Herrn Beise ist insofern zuzustimmen, dass es problematisch ist, Einkommen und Vermögenswerte überproportional stark zu besteuern, die man durch den Umzug ins benachbarte Ausland dem Fiskus vorenthalten kann. Illegale Steuerhinterziehung und legale Kapitaltransfers haben in der Vergangenheit diverse Regierungen mit solchen Ansätzen in die Knie gezwungen.

Die aktuellen Vorschläge für Reichensteuern sind ökonomisch und technisch fraglich. Sie moralisch zu bewerten ist wenig zielführend. Sollen sie doch letztlich nur davon ablenken, die Ursachen der ökonomischen Ungleichheit in den Fokus zu nehmen. Wollten Linke, Sozialdemokraten, Grüne oder soziale Bewegungen ernsthaft etwas gegen die Schere zwischen Arm und Reich unternehmen, könnten sie an der wichtigsten Quelle dieser Ungleichheit ansetzen: dem Boden.

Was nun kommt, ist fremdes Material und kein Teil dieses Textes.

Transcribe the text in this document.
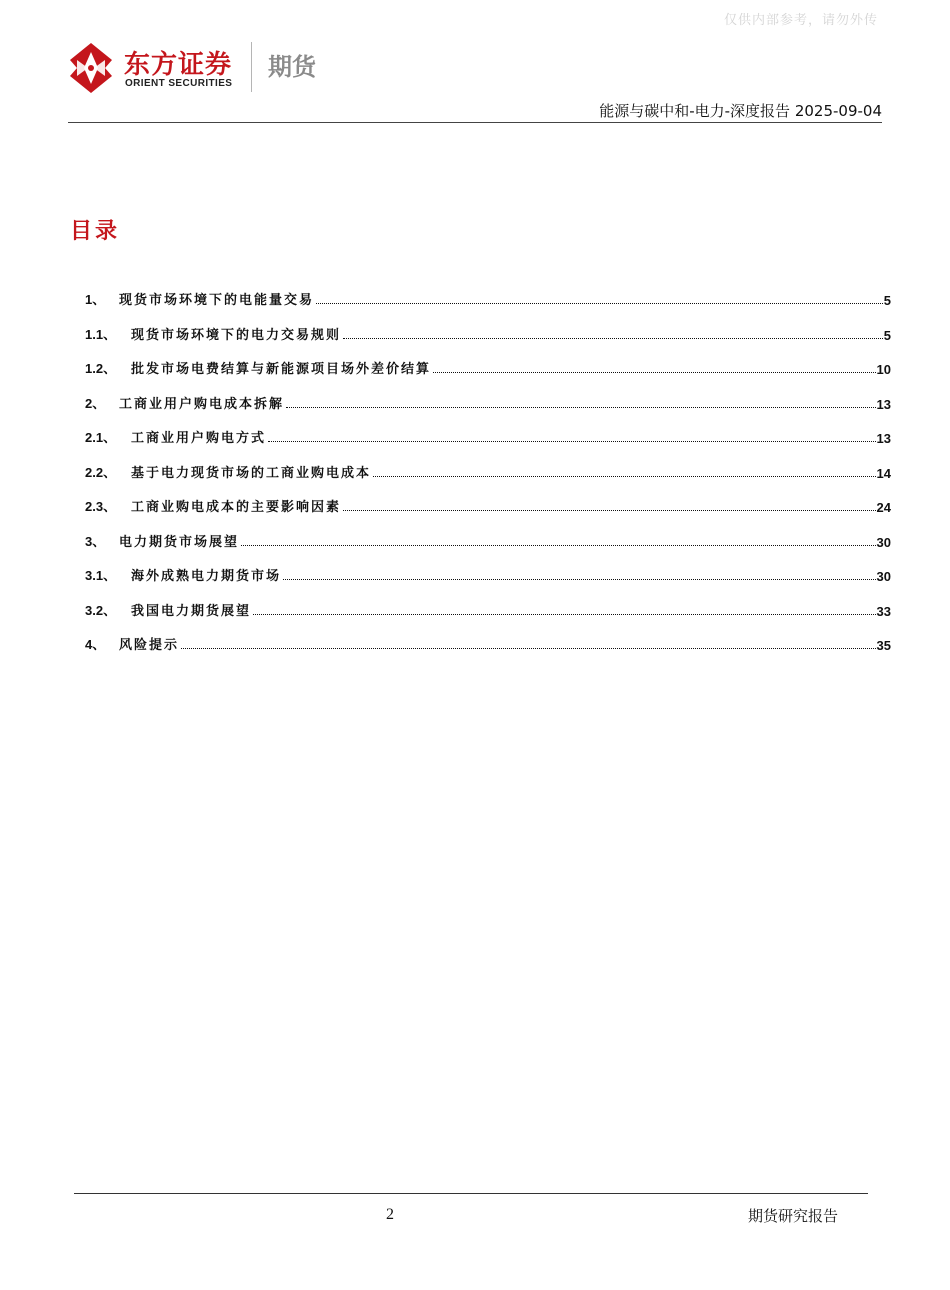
仅供内部参考，请勿外传
东方证券
ORIENT SECURITIES
期货
能源与碳中和-电力-深度报告 2025-09-04
目录
1、	现货市场环境下的电能量交易	5
1.1、	现货市场环境下的电力交易规则	5
1.2、	批发市场电费结算与新能源项目场外差价结算	10
2、	工商业用户购电成本拆解	13
2.1、	工商业用户购电方式	13
2.2、	基于电力现货市场的工商业购电成本	14
2.3、	工商业购电成本的主要影响因素	24
3、	电力期货市场展望	30
3.1、	海外成熟电力期货市场	30
3.2、	我国电力期货展望	33
4、	风险提示	35
2	期货研究报告
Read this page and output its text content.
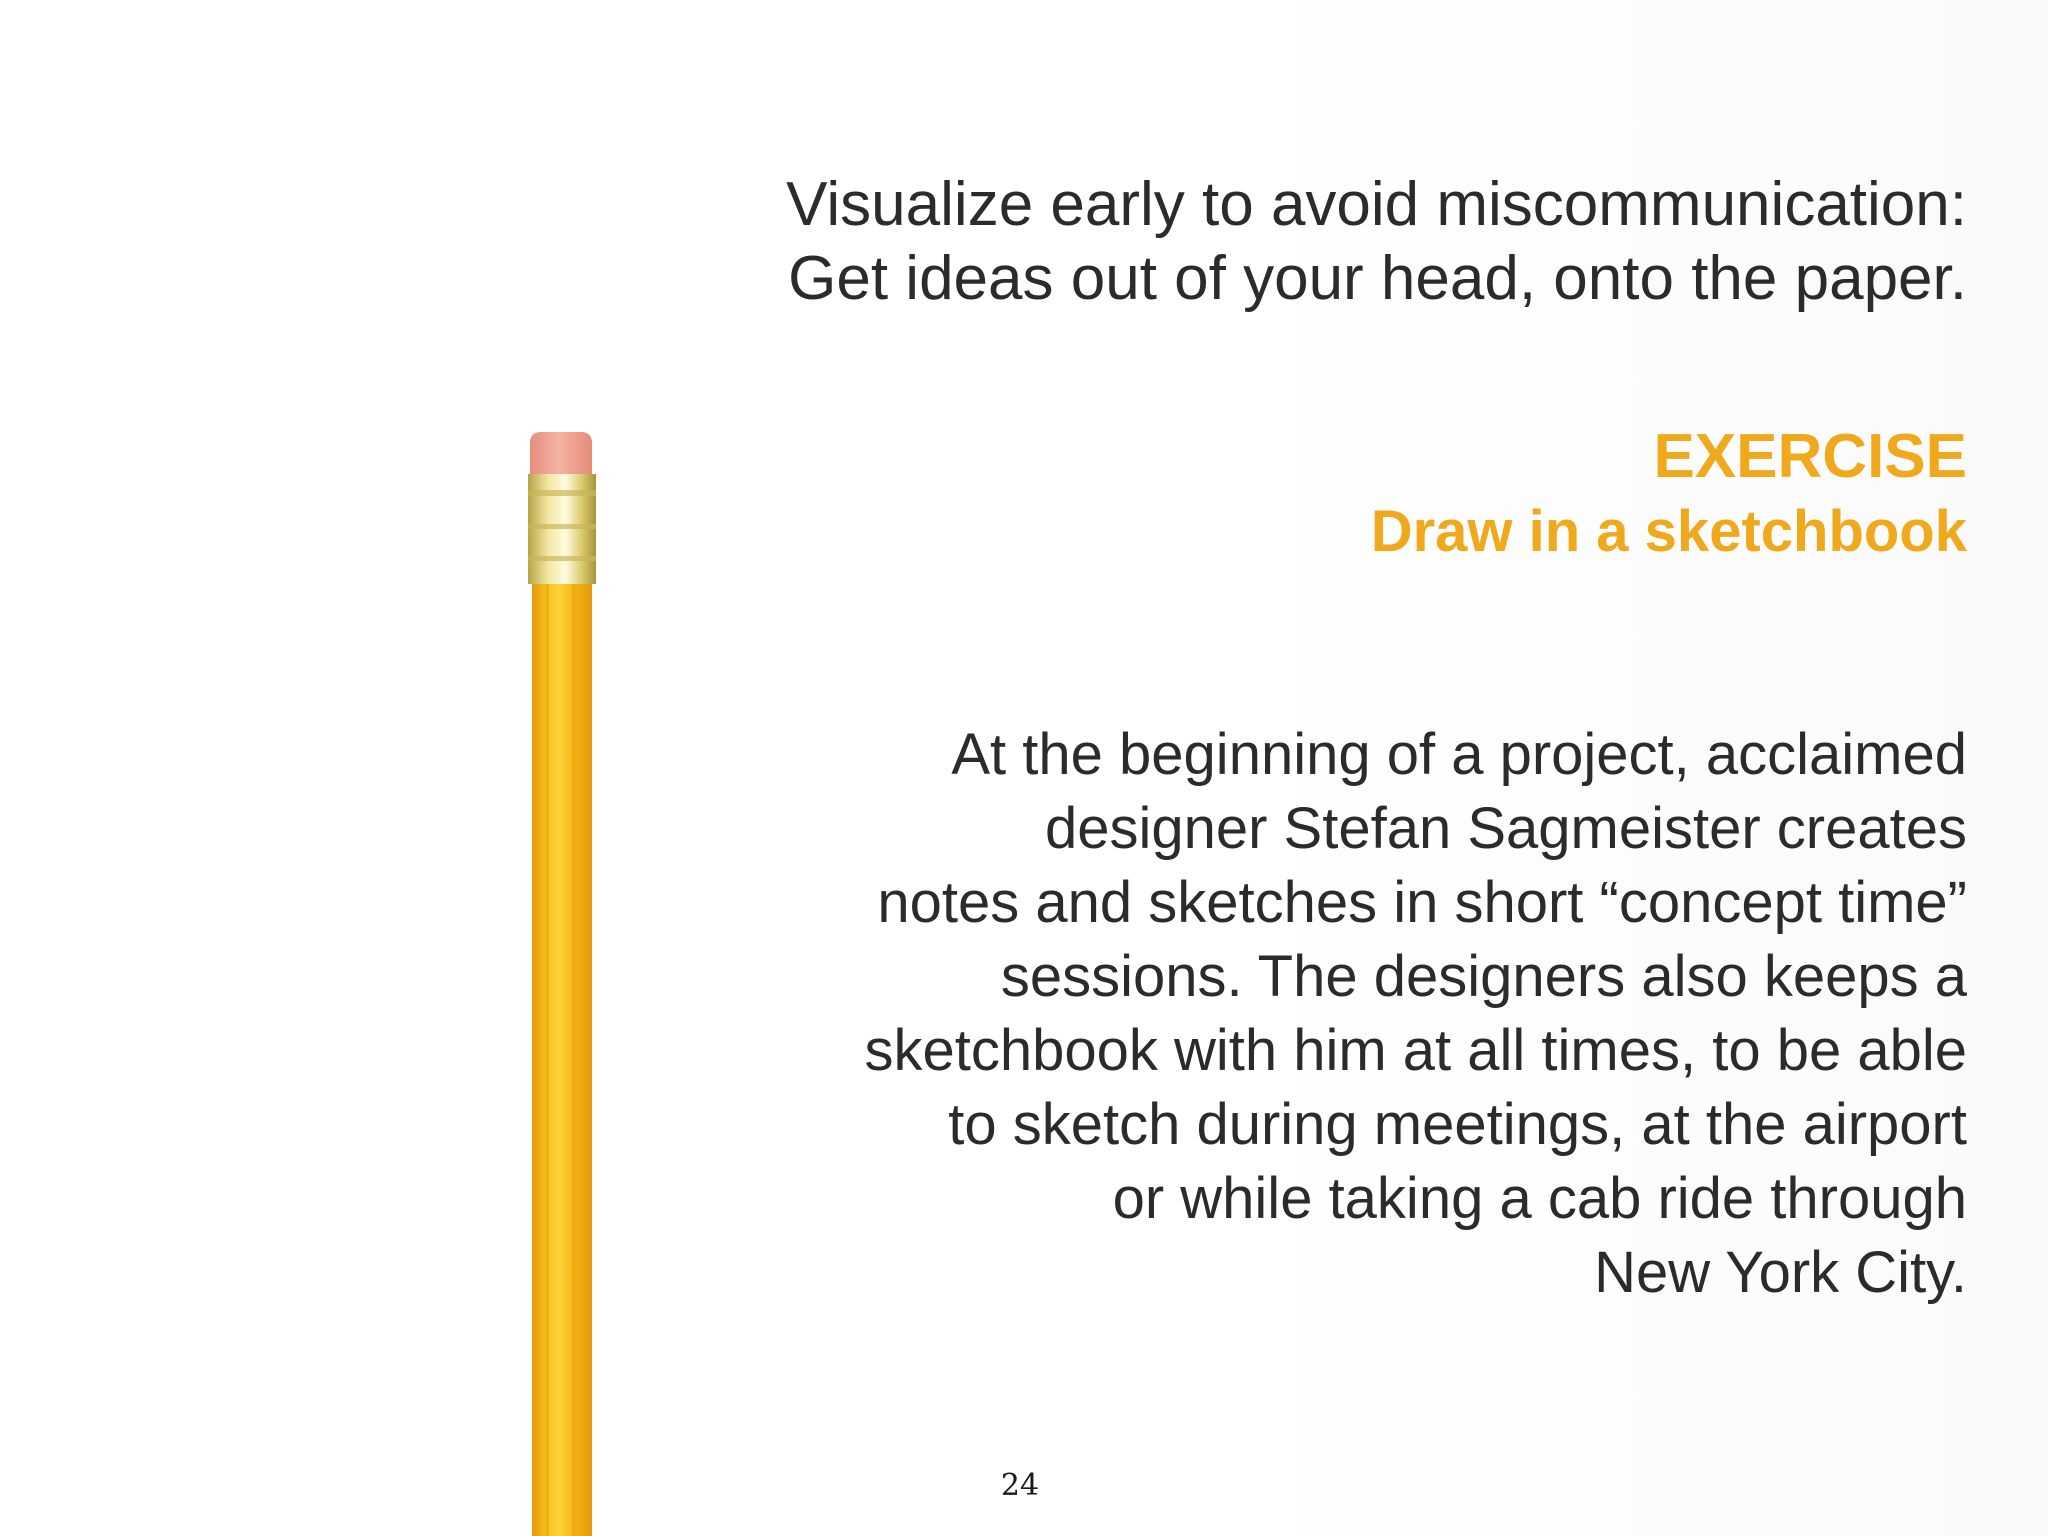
Visualize early to avoid miscommunication:
Get ideas out of your head, onto the paper.
EXERCISE
Draw in a sketchbook
At the beginning of a project, acclaimed
designer Stefan Sagmeister creates
notes and sketches in short “concept time”
sessions. The designers also keeps a
sketchbook with him at all times, to be able
to sketch during meetings, at the airport
or while taking a cab ride through
New York City.
24
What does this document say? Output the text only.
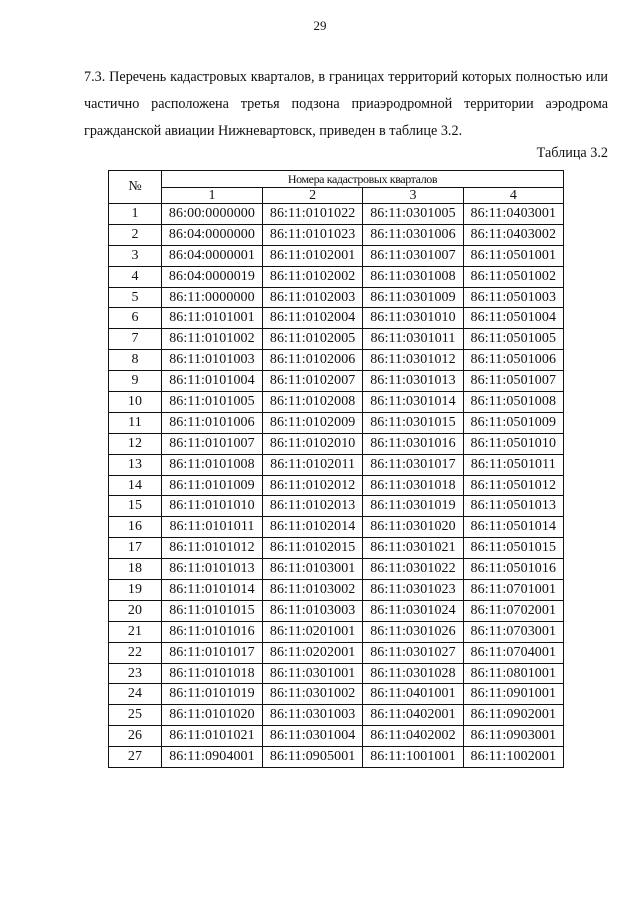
29

7.3. Перечень кадастровых кварталов, в границах территорий которых полностью или частично расположена третья подзона приаэродромной территории аэродрома гражданской авиации Нижневартовск, приведен в таблице 3.2.

Таблица 3.2
№	Номера кадастровых кварталов			
	1	2	3	4
1	86:00:0000000	86:11:0101022	86:11:0301005	86:11:0403001
2	86:04:0000000	86:11:0101023	86:11:0301006	86:11:0403002
3	86:04:0000001	86:11:0102001	86:11:0301007	86:11:0501001
4	86:04:0000019	86:11:0102002	86:11:0301008	86:11:0501002
5	86:11:0000000	86:11:0102003	86:11:0301009	86:11:0501003
6	86:11:0101001	86:11:0102004	86:11:0301010	86:11:0501004
7	86:11:0101002	86:11:0102005	86:11:0301011	86:11:0501005
8	86:11:0101003	86:11:0102006	86:11:0301012	86:11:0501006
9	86:11:0101004	86:11:0102007	86:11:0301013	86:11:0501007
10	86:11:0101005	86:11:0102008	86:11:0301014	86:11:0501008
11	86:11:0101006	86:11:0102009	86:11:0301015	86:11:0501009
12	86:11:0101007	86:11:0102010	86:11:0301016	86:11:0501010
13	86:11:0101008	86:11:0102011	86:11:0301017	86:11:0501011
14	86:11:0101009	86:11:0102012	86:11:0301018	86:11:0501012
15	86:11:0101010	86:11:0102013	86:11:0301019	86:11:0501013
16	86:11:0101011	86:11:0102014	86:11:0301020	86:11:0501014
17	86:11:0101012	86:11:0102015	86:11:0301021	86:11:0501015
18	86:11:0101013	86:11:0103001	86:11:0301022	86:11:0501016
19	86:11:0101014	86:11:0103002	86:11:0301023	86:11:0701001
20	86:11:0101015	86:11:0103003	86:11:0301024	86:11:0702001
21	86:11:0101016	86:11:0201001	86:11:0301026	86:11:0703001
22	86:11:0101017	86:11:0202001	86:11:0301027	86:11:0704001
23	86:11:0101018	86:11:0301001	86:11:0301028	86:11:0801001
24	86:11:0101019	86:11:0301002	86:11:0401001	86:11:0901001
25	86:11:0101020	86:11:0301003	86:11:0402001	86:11:0902001
26	86:11:0101021	86:11:0301004	86:11:0402002	86:11:0903001
27	86:11:0904001	86:11:0905001	86:11:1001001	86:11:1002001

Nicht nur in vielen Ballungsräumen, sondern auch in ländlichen Regionen, sind die Bodenpreise regelrecht explodiert. Mit ihnen haben sich die Pacht- und Mieteinnahmen massiv erhöht, ohne dass sich diese Milliarden-Zugewinne spürbar auf die Grundsteuereinahmen der Kommunen ausgewirkt hätten. Der Bodenbesitz ist DAS Instrument gesellschaftlicher Umverteilung von den Besitzlosen zu den Besitzenden. Millionen Familien zahlen 30-50 % ihres Einkommens für die Miete und damit letztlich an den Grundbesitzer. Über die Grundsteuer wäre es vielerorts ein Leichtes, diesen Zugewinn abzuschöpfen und ihn pro Kopf an die jeweilige Bevölkerung zurück zu verteilen.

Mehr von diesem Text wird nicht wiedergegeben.